We must live in a way to showcase the positive changes our leadership makes.

Benefits of Failure

What or who determines failure? Why is failure seen as negative? How can leaders learn and improve their leadership?

Recognize failure is inevitable. No matter who you are failure takes place.

Acknowledge and take responsibility. Do not ignore, deny, or cast blame when failure occurs.

Remember the words of Winston Churchill, “Success is not final, failure is not fatal: it is the courage to continue that counts.”

Do not hesitate to act. Waiting to act creates a perception of apathy.

Learn from failure and make changes to prevent the same mistakes.

Work to build a series of successful events or programs to reassure the strength of the leadership.

Leading with Joy

Stress usually saps the joy right out of most decision making. The challenges leaders face become foundational reasons why many choose not to lead.

As long as leaders spend their time dealing with conflict resolution, personality differences, and resource management, then the emotional depletion levels will exceed the ability and desire to continue.

There is a joy in leading and there are positive areas to support the future development and growth of any organization.

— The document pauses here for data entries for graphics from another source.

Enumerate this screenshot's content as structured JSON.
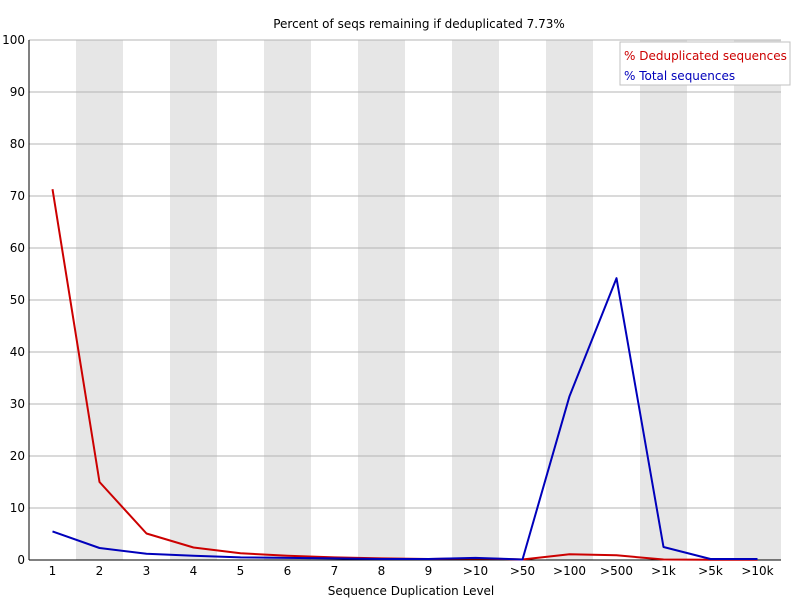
{
  "chart_data": {
    "type": "line",
    "title": "Percent of seqs remaining if deduplicated 7.73%",
    "xlabel": "Sequence Duplication Level",
    "ylabel": "",
    "ylim": [
      0,
      100
    ],
    "yticks": [
      0,
      10,
      20,
      30,
      40,
      50,
      60,
      70,
      80,
      90,
      100
    ],
    "categories": [
      "1",
      "2",
      "3",
      "4",
      "5",
      "6",
      "7",
      "8",
      "9",
      ">10",
      ">50",
      ">100",
      ">500",
      ">1k",
      ">5k",
      ">10k"
    ],
    "grid": true,
    "alternating_bands": true,
    "band_color": "#e6e6e6",
    "legend_position": "top-right",
    "series": [
      {
        "name": "% Deduplicated sequences",
        "color": "#cc0000",
        "values": [
          71.3,
          15.0,
          5.1,
          2.4,
          1.3,
          0.8,
          0.5,
          0.3,
          0.2,
          0.3,
          0.1,
          1.1,
          0.9,
          0.1,
          0.05,
          0.05
        ]
      },
      {
        "name": "% Total sequences",
        "color": "#0000bb",
        "values": [
          5.5,
          2.3,
          1.2,
          0.8,
          0.5,
          0.4,
          0.3,
          0.2,
          0.2,
          0.4,
          0.1,
          31.5,
          54.2,
          2.5,
          0.2,
          0.2
        ]
      }
    ]
  }
}
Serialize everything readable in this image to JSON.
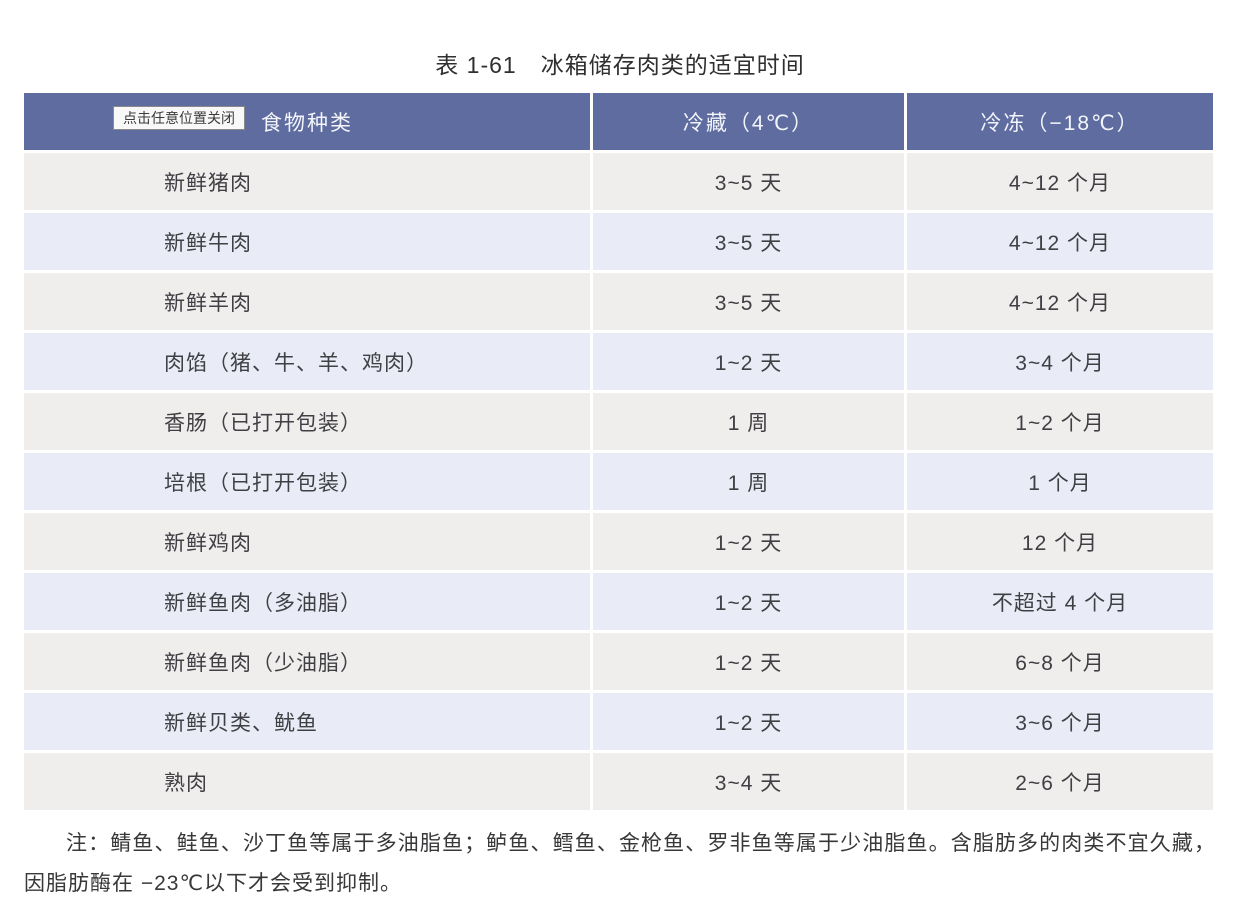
{
  "page": {
    "title": "表 1-61　冰箱储存肉类的适宜时间"
  },
  "tooltip": {
    "text": "点击任意位置关闭"
  },
  "table": {
    "headers": [
      "食物种类",
      "冷藏（4℃）",
      "冷冻（−18℃）"
    ],
    "rows": [
      {
        "food": "新鲜猪肉",
        "fridge": "3~5 天",
        "freezer": "4~12 个月"
      },
      {
        "food": "新鲜牛肉",
        "fridge": "3~5 天",
        "freezer": "4~12 个月"
      },
      {
        "food": "新鲜羊肉",
        "fridge": "3~5 天",
        "freezer": "4~12 个月"
      },
      {
        "food": "肉馅（猪、牛、羊、鸡肉）",
        "fridge": "1~2 天",
        "freezer": "3~4 个月"
      },
      {
        "food": "香肠（已打开包装）",
        "fridge": "1 周",
        "freezer": "1~2 个月"
      },
      {
        "food": "培根（已打开包装）",
        "fridge": "1 周",
        "freezer": "1 个月"
      },
      {
        "food": "新鲜鸡肉",
        "fridge": "1~2 天",
        "freezer": "12 个月"
      },
      {
        "food": "新鲜鱼肉（多油脂）",
        "fridge": "1~2 天",
        "freezer": "不超过 4 个月"
      },
      {
        "food": "新鲜鱼肉（少油脂）",
        "fridge": "1~2 天",
        "freezer": "6~8 个月"
      },
      {
        "food": "新鲜贝类、鱿鱼",
        "fridge": "1~2 天",
        "freezer": "3~6 个月"
      },
      {
        "food": "熟肉",
        "fridge": "3~4 天",
        "freezer": "2~6 个月"
      }
    ]
  },
  "note": {
    "text": "注：鲭鱼、鲑鱼、沙丁鱼等属于多油脂鱼；鲈鱼、鳕鱼、金枪鱼、罗非鱼等属于少油脂鱼。含脂肪多的肉类不宜久藏，因脂肪酶在 −23℃以下才会受到抑制。"
  },
  "colors": {
    "header_bg": "#5e6c9f",
    "header_text": "#f3f5fb",
    "row_odd_bg": "#e9ecf6",
    "row_even_bg": "#efeeec",
    "body_text": "#3f3f44"
  }
}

When leadership receives encouragement to create, innovate, initiate, and motivate, the possibilities are endless for success.

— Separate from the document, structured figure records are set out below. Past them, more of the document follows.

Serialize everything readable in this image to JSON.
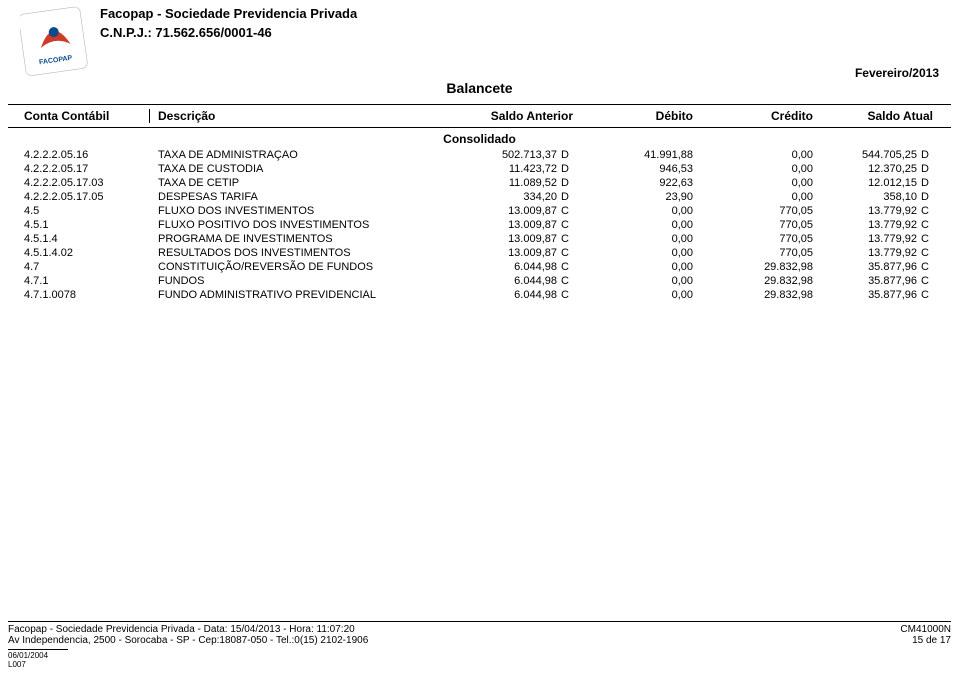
{
  "header": {
    "org_name": "Facopap - Sociedade Previdencia Privada",
    "cnpj": "C.N.P.J.: 71.562.656/0001-46",
    "title": "Balancete",
    "period": "Fevereiro/2013",
    "consolidado": "Consolidado"
  },
  "columns": {
    "conta": "Conta Contábil",
    "desc": "Descrição",
    "sa": "Saldo Anterior",
    "deb": "Débito",
    "cred": "Crédito",
    "satu": "Saldo Atual"
  },
  "rows": [
    {
      "conta": "4.2.2.2.05.16",
      "desc": "TAXA DE ADMINISTRAÇAO",
      "sa": "502.713,37",
      "sai": "D",
      "deb": "41.991,88",
      "cred": "0,00",
      "satu": "544.705,25",
      "satui": "D"
    },
    {
      "conta": "4.2.2.2.05.17",
      "desc": "TAXA DE CUSTODIA",
      "sa": "11.423,72",
      "sai": "D",
      "deb": "946,53",
      "cred": "0,00",
      "satu": "12.370,25",
      "satui": "D"
    },
    {
      "conta": "4.2.2.2.05.17.03",
      "desc": "TAXA DE CETIP",
      "sa": "11.089,52",
      "sai": "D",
      "deb": "922,63",
      "cred": "0,00",
      "satu": "12.012,15",
      "satui": "D"
    },
    {
      "conta": "4.2.2.2.05.17.05",
      "desc": "DESPESAS TARIFA",
      "sa": "334,20",
      "sai": "D",
      "deb": "23,90",
      "cred": "0,00",
      "satu": "358,10",
      "satui": "D"
    },
    {
      "conta": "4.5",
      "desc": "FLUXO DOS INVESTIMENTOS",
      "sa": "13.009,87",
      "sai": "C",
      "deb": "0,00",
      "cred": "770,05",
      "satu": "13.779,92",
      "satui": "C"
    },
    {
      "conta": "4.5.1",
      "desc": "FLUXO POSITIVO DOS INVESTIMENTOS",
      "sa": "13.009,87",
      "sai": "C",
      "deb": "0,00",
      "cred": "770,05",
      "satu": "13.779,92",
      "satui": "C"
    },
    {
      "conta": "4.5.1.4",
      "desc": "PROGRAMA DE INVESTIMENTOS",
      "sa": "13.009,87",
      "sai": "C",
      "deb": "0,00",
      "cred": "770,05",
      "satu": "13.779,92",
      "satui": "C"
    },
    {
      "conta": "4.5.1.4.02",
      "desc": "RESULTADOS DOS INVESTIMENTOS",
      "sa": "13.009,87",
      "sai": "C",
      "deb": "0,00",
      "cred": "770,05",
      "satu": "13.779,92",
      "satui": "C"
    },
    {
      "conta": "4.7",
      "desc": "CONSTITUIÇÃO/REVERSÃO DE FUNDOS",
      "sa": "6.044,98",
      "sai": "C",
      "deb": "0,00",
      "cred": "29.832,98",
      "satu": "35.877,96",
      "satui": "C"
    },
    {
      "conta": "4.7.1",
      "desc": "FUNDOS",
      "sa": "6.044,98",
      "sai": "C",
      "deb": "0,00",
      "cred": "29.832,98",
      "satu": "35.877,96",
      "satui": "C"
    },
    {
      "conta": "4.7.1.0078",
      "desc": "FUNDO ADMINISTRATIVO PREVIDENCIAL",
      "sa": "6.044,98",
      "sai": "C",
      "deb": "0,00",
      "cred": "29.832,98",
      "satu": "35.877,96",
      "satui": "C"
    }
  ],
  "footer": {
    "line1": "Facopap - Sociedade Previdencia Privada - Data: 15/04/2013 - Hora: 11:07:20",
    "line2": "Av Independencia, 2500 - Sorocaba - SP - Cep:18087-050 - Tel.:0(15)  2102-1906",
    "code": "CM41000N",
    "page": "15 de 17",
    "small1": "06/01/2004",
    "small2": "L007"
  },
  "logo": {
    "primary": "#d03a2a",
    "secondary": "#0a4b8a",
    "tertiary": "#5a8f3e",
    "text": "FACOPAP"
  }
}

The combination of a vision, goals, and plans, coupled with the authority to lead excites joy in leading.

NO!

Two simple letters, but so hard to use. The result tends to leave a leader overloaded, panic stricken, and stressed out.

Why does this happen? Here are a few possibilities.

Pride: The issue here is the mindset that no one else has the ability to do the job as good as “I” can do it.

Selfishness: When leaders become so focused on their own agenda or desires, saying “yes” creates a busy appearance and pads the ego.

Apathy: When leaders are no longer concerned about others, they might as well say yes because it does not matter whether they get to it or not.

Powerful Communication

How can leaders ensure their message is understood?

Have a clear understanding of the past, present, and future. How did you get here? Where are you now? What direction are you headed?

Prepare a strong defense as to why you are communicating this specific message at this specific time.

Plan how the destination will be reached and communicate it often to ensure no one forgets.

Implement a confirmation brief, which means you ask others to explain what they heard you say.

It takes time and effective communication to get everyone on the same page.

Being the Right Leader

How many times has it been said in relationships, “If only I could find the right person?”

Gloria Steinem once said, “Far too many people are looking for the right person, instead of trying to be the right person.”

If not careful, we can spend all our time searching for the right person, when all we can do is focus on being the right person.

We should focus our life on being the right person and allow that pursuit to direct every attitude, decision, action, and word.

When it does, we will discover the right people will find us.

Making a Difference

Italian TV dinner, Fazoli’s, Macaroni Grill, Massimino’s Cucina Italiana: There is a difference.

Community College, State University, Harvard, Oxford: There is a difference.

Regardless of where we eat, receive our education, or worship, we all know there is a difference.

The same is true in leadership. We see it on every front politically, corporately, educationally, and spiritually. There is a difference.

When it comes to spiritual leadership, are we really making a difference? Have we become complacent, apathetic, or indifferent?

Let us provide the leadership needed today for a better tomorrow and eternity because, in the end, it makes all the difference.

Balance

Balance is almost a forgotten term by many in our world today.

The cultural challenges with balance are weighed in the extremism of our society. A quick glance through Facebook posts or any social media outlet reveals the incredible extremes that exist.

Worse still is the fact that extremism has been carried over into the church. The thought of balance may be mentioned, but rarely applied.

The use of labels such as “left” or “right,” “conservative” or “liberal” indicate how we lack balance.

Until leaders get a solid grasp on the art of balance, unity may not occur.